Saat ini 4,7 persen dari Produk Domestik Bruto dipakai untuk kesehatan, jauh di bawah rekomendasi WHO sebesar delapan atau sembilan persen.

“Jauh lebih penting meningkatkan anggaran kesehatan dari persentase PDB ketimbang mengubah sistem,” kata rekan dokter-cum-aktivis T. Jayabalan.

Pemerintah justru bergerak menjauh dari penyediaan layakan kesehatan gratis ke sebuah skema pembiayaan yang akan dibebankan kepada seluruh warga negara, katanya.

Namun pemerintah menyatakan layanan kesehatan menjadi kian mahal setiap hari dan percaya membebankan pembiayaan ke warga adalah salah satu pilihan terbaik.

“Setiap orang berhak mendapatkan layanan kesehatan yang sama… tak akan ada perbedaan swasta dan pemerintah,” kata Menteri Kesehatan Liow Tiong Lai, menambahkan bahwa skema ini mewajibkan setiap orang berkontribusi saban bulan sebagai imbalan mendapatkan perawatan medis terbaik.

Saat ini, hanya orang mampu yang bisa membayar mahal dan mendapatkan rumahsakit swasta berfasilitas lengkap yang menjamur di seluruh negeri. Lainnya mendapatkan rumasakit pemerintah yang penuh sesak serta kekurangan fasilitas dan karyawan.

Icare diharapkan menyatu dengan sumberdaya Badan Kesehatan Nasional (NHC) yang akan membayar tagihan medis, menentukan orang sakit ke seorang dokter, dan mengatur perawatan sesuai jadwal.

Banyak orang tak mau mempercayakan sebagian gaji bulanan mereka diberikan ke NHC yang dikelola pemerintah.
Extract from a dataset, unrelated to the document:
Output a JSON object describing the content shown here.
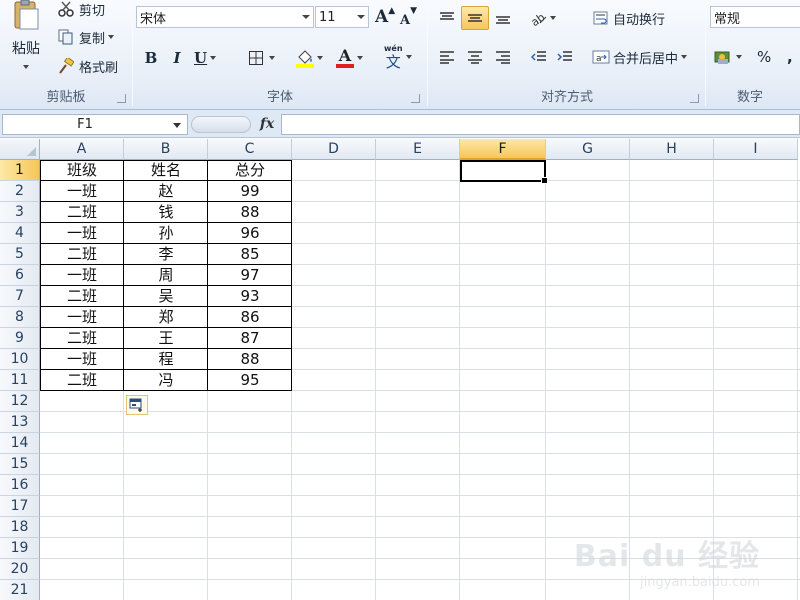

Mereka khawatir akan terjadi salah manajemen serta kroniisme dan nepotisme, seperti sektor publik lain.

“Kami khawatir pencurian dan bentuk korupsi lain akan merampas skema itu,” kata Dr Michael Jeyakumar, pengacara dari Partai Sosialis Malaysia.

“Saat ini pemerintah hanya meminta orang-orang menunggu dengan tenang hingga mereka menunjukkan apa yang terbaik untuk mereka,” katanya. “Tipe kebijakan dari atas-ke-bawah semacam ini sudah tak berlaku lagi.”

Menteri Kesehatan Liow muncul pekan lalu untuk menyatakan bahwa kelompok oposisi menyebarkan rincian “palsu” guna membingungkan publik tentang Icare.

Dia bilang, pernyataan bahwa 10 persen dari gaji warga akan diwajibkan untuk membiayai Icare adalah bohong. “Saya sendiri yang akan menentang skema itu jika terjadi,” kata Liow kepada The Star daily, 19 Februari.

Namun, menteri kesehatan maupun Perdana Menteri Najiv Razak mendapat tantangan dari kelompok oposisi untuk mempublikasikan seluruh rinciannya.

Pemerintah meminta warga Malaysia agak tak berspekulasi tentang Icare dan mempertimbangkan bila sistem itu memberi kesempatan untuk berkembang.

Pakatan Rakyat, yang beroposisi, mendesak warga agar mencabut dukungan kepada Barisan Nasional yang berkuasa. “Barisan Nasional tak dapat dipercaya dengan uang rakyat,” kata Jeyakumar.

Pakatan menolak Icare karena mengeksploitasi dan menggunakan isu ini sebagai bahan kampanye pemilihan umum yang akan digelar April 2013.

Sistem perencanaan top-down ini merupakan ciri khas Barisan Nasional yang memerintah negara ini sejak kemerdekaan pada 1957 dan didominasi Organisasi Nasional Malaysia Bersatu (UMNO).

Kebijakan privatisasi layanan kesehatan publik bisa merusak Barisan Nasional yang memproyeksikan diri sebagai pelindung kepentingan sosial-ekonomi dari konstituen utamanya, rakyat Malaysia di pedesaan.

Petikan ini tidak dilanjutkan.